En esta zona de Huancavelica, lo único seguro es la pobreza. Las cerca de 50 familias que ahí sobreviven lo hacen con S/300 al mes, en promedio. La mayoría vive en casas de adobe y calaminas y se dedica al sembrío de paltas y choclos, y a la crianza de animales como cabras y cuyes. Los comuneros suelen vender sus alimentos en los mercados de Huanta, en Ayacucho; pero si el río no quiere, no se puede.
Los adultos mayores también se ven obligados a cruzarlo para poder cobrar los pagos que les otorga cada mes Pensión 65.
En Sillco solo hay un colegio donde se enseña hasta tercero de primaria. Pensar en viajar a la ciudad de Huancavelica es un lujo; por eso, la mayoría de niños cruza el río para estudiar en los colegios del distrito ayacuchano de Iguaín. Claro, cuando el río quiere.
Al otro lado, en Iguaín, el panorama es más alentador para los huancavelicanos que a veces se sienten ayacuchanos. En ambas escuelas, os niños reciben el almuerzo de Qali Warma, el programa social del Estado que reparte alimentos en las zonas de extrema pobreza.
A diferencia de Huancavelica (la segunda región más pobre del país), en este lado del río, la anemia infantil fue reducida a un 8% el año pasado.
El alcalde del municipio de Iguaín, Eusebio Quispe, asegura que el resultado es un trabajo de varios años de concientización a las familias. “Antes la población vendía en el mercado sus alimentos en vez de consumirlos. Los cambiaban por arroz y fideos. Tampoco aceptaban las chispitas (micronutrientes) y las repartían a sus animales en vez de sus hijos”, cuenta Quispe.
Puente deseado
“Cuando pasas descuidado, te caes al río. Yo me caí una vez y no sé nadar”, explica Carlos, de 9 años, y señala al río con un dedo acusador.
Entre setiembre y marzo, las lluvias sobrecargan el río Cachi y los comuneros tienen que enfrentarlo. “Hasta seis veces al año construimos huaros (un sistema de movilidad por cables) o puentes con maderas, pero el río siempre se los lleva”, dice el comunero John Berrocal.
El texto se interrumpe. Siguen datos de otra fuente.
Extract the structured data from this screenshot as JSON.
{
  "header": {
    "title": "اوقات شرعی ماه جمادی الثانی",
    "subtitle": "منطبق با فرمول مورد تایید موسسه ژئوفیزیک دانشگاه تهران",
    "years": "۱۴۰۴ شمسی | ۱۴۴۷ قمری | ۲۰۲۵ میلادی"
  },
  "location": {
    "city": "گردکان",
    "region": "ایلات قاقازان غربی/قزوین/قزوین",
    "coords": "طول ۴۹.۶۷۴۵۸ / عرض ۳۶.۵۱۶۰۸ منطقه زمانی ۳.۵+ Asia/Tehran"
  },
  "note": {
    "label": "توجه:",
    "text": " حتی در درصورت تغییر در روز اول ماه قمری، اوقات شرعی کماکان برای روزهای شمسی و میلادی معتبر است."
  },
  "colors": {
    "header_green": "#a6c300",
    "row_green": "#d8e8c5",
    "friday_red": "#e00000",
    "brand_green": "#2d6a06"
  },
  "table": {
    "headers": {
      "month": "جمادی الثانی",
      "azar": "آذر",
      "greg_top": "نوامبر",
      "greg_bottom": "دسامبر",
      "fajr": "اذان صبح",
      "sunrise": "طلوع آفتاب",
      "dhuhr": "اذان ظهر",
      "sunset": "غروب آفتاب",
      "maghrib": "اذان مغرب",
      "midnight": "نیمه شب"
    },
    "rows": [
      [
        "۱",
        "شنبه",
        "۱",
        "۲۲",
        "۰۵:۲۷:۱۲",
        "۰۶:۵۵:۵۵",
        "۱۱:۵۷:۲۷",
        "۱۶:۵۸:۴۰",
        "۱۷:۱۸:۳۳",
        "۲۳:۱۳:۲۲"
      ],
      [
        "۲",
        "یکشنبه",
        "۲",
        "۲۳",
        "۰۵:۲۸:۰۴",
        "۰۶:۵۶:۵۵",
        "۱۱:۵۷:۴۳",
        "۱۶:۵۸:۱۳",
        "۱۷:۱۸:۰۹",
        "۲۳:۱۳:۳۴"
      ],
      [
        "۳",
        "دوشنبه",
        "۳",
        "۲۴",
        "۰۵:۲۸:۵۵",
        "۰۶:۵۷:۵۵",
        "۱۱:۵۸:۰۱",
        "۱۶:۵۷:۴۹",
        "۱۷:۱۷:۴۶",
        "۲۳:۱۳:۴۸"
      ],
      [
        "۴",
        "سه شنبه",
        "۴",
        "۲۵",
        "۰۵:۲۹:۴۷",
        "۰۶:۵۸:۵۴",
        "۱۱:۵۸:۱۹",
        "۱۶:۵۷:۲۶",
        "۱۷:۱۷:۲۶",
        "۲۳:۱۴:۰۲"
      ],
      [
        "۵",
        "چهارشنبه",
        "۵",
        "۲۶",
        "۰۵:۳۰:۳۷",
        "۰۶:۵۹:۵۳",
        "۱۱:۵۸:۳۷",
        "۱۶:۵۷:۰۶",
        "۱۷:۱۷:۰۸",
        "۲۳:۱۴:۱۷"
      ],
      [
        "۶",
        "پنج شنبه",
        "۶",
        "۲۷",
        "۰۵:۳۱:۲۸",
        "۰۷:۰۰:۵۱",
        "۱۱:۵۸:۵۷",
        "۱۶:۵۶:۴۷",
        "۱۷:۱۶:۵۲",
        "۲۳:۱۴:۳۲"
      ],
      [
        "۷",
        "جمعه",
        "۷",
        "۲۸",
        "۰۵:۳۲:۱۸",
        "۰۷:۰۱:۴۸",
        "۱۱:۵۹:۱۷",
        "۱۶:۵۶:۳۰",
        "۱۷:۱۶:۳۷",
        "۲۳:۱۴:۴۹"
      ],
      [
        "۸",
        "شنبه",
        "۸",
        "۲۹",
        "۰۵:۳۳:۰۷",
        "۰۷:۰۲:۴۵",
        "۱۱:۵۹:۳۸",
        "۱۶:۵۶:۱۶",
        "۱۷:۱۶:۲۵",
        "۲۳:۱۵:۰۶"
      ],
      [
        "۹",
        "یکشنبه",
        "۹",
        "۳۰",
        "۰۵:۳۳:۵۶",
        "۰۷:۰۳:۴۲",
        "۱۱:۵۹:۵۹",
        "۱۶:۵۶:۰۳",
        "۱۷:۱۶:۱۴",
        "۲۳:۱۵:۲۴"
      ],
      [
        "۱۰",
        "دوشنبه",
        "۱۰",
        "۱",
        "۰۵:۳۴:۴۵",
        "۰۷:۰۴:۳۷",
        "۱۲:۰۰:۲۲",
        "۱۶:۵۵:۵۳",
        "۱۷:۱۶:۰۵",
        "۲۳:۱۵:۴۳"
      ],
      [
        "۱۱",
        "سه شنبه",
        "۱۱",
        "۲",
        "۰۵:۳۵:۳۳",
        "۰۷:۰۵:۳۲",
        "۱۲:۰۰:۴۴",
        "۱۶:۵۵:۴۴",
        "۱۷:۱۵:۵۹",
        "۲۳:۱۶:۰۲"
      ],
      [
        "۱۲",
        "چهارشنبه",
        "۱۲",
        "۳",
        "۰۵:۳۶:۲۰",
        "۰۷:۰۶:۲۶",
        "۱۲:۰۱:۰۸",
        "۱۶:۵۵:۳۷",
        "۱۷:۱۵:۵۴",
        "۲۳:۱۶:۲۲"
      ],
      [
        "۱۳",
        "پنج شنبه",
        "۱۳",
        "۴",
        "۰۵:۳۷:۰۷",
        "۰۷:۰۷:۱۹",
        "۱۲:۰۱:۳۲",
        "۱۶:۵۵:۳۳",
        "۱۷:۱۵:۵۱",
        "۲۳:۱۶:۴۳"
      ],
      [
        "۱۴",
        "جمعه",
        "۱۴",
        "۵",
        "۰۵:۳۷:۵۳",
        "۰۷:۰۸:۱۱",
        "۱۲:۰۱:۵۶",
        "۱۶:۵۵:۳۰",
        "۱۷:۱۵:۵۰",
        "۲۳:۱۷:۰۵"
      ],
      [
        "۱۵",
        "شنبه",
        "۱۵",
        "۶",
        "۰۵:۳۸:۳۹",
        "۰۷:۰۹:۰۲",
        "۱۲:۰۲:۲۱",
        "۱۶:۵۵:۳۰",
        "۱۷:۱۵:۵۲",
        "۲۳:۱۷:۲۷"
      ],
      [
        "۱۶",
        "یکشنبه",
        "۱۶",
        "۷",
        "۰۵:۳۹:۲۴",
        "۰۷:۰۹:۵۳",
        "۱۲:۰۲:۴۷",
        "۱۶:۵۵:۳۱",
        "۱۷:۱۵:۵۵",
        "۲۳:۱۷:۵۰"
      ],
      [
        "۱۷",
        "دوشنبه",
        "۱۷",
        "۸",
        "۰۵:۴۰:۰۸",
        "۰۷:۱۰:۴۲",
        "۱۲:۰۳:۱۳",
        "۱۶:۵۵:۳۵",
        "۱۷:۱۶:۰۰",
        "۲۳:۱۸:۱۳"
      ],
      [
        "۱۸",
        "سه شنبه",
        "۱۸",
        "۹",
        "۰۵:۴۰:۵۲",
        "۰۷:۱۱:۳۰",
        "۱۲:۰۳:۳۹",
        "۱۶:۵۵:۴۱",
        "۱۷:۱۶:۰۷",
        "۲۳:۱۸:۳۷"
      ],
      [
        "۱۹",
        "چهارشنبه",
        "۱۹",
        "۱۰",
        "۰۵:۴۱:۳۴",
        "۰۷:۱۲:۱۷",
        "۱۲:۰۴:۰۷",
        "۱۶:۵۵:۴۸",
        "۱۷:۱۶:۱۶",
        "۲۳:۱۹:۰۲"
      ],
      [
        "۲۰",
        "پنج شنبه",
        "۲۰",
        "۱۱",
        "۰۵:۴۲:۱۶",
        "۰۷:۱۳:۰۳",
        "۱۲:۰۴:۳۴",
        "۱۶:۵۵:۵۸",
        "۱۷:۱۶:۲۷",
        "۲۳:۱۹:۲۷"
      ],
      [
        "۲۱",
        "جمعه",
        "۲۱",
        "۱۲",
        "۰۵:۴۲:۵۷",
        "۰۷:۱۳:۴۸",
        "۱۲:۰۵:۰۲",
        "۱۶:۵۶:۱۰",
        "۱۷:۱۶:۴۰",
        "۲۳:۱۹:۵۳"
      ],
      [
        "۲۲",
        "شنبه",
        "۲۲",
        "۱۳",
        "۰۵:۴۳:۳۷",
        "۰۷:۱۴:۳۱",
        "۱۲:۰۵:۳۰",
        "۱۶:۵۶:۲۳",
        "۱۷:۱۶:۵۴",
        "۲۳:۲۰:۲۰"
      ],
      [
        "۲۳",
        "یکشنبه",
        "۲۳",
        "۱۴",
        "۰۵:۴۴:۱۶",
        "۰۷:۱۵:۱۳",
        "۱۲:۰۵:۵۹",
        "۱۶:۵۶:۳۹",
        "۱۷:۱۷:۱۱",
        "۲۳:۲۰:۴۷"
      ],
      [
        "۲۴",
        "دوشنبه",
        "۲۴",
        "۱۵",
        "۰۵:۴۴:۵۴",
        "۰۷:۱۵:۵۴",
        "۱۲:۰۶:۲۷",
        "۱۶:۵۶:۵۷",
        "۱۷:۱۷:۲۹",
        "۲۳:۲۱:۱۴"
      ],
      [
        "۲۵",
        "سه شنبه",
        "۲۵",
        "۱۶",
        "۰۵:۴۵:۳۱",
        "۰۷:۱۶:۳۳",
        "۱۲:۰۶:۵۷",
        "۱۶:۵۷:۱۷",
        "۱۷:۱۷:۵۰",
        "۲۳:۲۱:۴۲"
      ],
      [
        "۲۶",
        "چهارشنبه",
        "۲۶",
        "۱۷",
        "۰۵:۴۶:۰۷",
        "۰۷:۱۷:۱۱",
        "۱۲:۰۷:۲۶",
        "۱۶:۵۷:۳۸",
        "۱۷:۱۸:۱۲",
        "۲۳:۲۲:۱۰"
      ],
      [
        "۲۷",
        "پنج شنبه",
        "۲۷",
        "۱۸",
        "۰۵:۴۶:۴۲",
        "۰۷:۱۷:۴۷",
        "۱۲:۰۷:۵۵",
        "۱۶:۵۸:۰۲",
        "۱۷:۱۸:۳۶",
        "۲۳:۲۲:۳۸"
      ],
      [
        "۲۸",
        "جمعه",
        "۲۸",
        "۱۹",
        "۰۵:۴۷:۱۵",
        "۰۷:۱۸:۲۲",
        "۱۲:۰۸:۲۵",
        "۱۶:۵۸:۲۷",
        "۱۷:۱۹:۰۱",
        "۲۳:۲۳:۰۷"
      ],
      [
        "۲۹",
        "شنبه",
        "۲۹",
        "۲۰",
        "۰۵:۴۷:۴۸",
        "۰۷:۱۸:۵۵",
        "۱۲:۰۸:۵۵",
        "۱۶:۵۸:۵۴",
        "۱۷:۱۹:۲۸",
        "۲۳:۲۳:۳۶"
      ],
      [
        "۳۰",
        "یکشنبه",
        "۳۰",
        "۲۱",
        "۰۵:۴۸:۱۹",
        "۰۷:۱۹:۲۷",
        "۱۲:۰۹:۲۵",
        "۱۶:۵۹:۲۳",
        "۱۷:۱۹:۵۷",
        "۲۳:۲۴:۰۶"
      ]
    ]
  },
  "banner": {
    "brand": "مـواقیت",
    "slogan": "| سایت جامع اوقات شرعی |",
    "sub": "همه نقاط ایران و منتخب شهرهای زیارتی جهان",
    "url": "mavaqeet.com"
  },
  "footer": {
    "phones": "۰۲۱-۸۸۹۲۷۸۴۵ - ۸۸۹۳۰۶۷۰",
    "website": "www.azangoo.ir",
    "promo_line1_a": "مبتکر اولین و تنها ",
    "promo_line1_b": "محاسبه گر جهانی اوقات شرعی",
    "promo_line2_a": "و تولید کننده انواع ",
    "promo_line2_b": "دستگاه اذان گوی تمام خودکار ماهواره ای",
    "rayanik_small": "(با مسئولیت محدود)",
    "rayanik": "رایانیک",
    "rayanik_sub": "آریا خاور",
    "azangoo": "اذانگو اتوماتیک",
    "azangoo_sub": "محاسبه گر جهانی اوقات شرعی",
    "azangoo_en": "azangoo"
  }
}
El peligro es inminente, diario y se ha convertido en costumbre. Solo entre marzo y abril de este año, según Defensa Civil, los comuneros han tenido que construir dos huaros y dos puentes. Todos fueron arrastrados por las aguas. Y el problema es recurrente: a pocos kilómetros, en la comunidad de Santa Rosa, los moradores han construido un puente colgante que se convierte en hamaca con la fuerza del viento. Una mujer murió el año pasado al caer del puente y las heridas de los niños que cayeron aún no se curan.
“Necesitamos un puente carrozable porque hasta de rodillas podríamos pasar”, pide Constantina Quispe, de 75 años, combinando el quechua y el español porque quiere que la entiendan. Lo piden los niños y les hacen coro sus padres. Es solo un puente, dicen, no les pedimos más.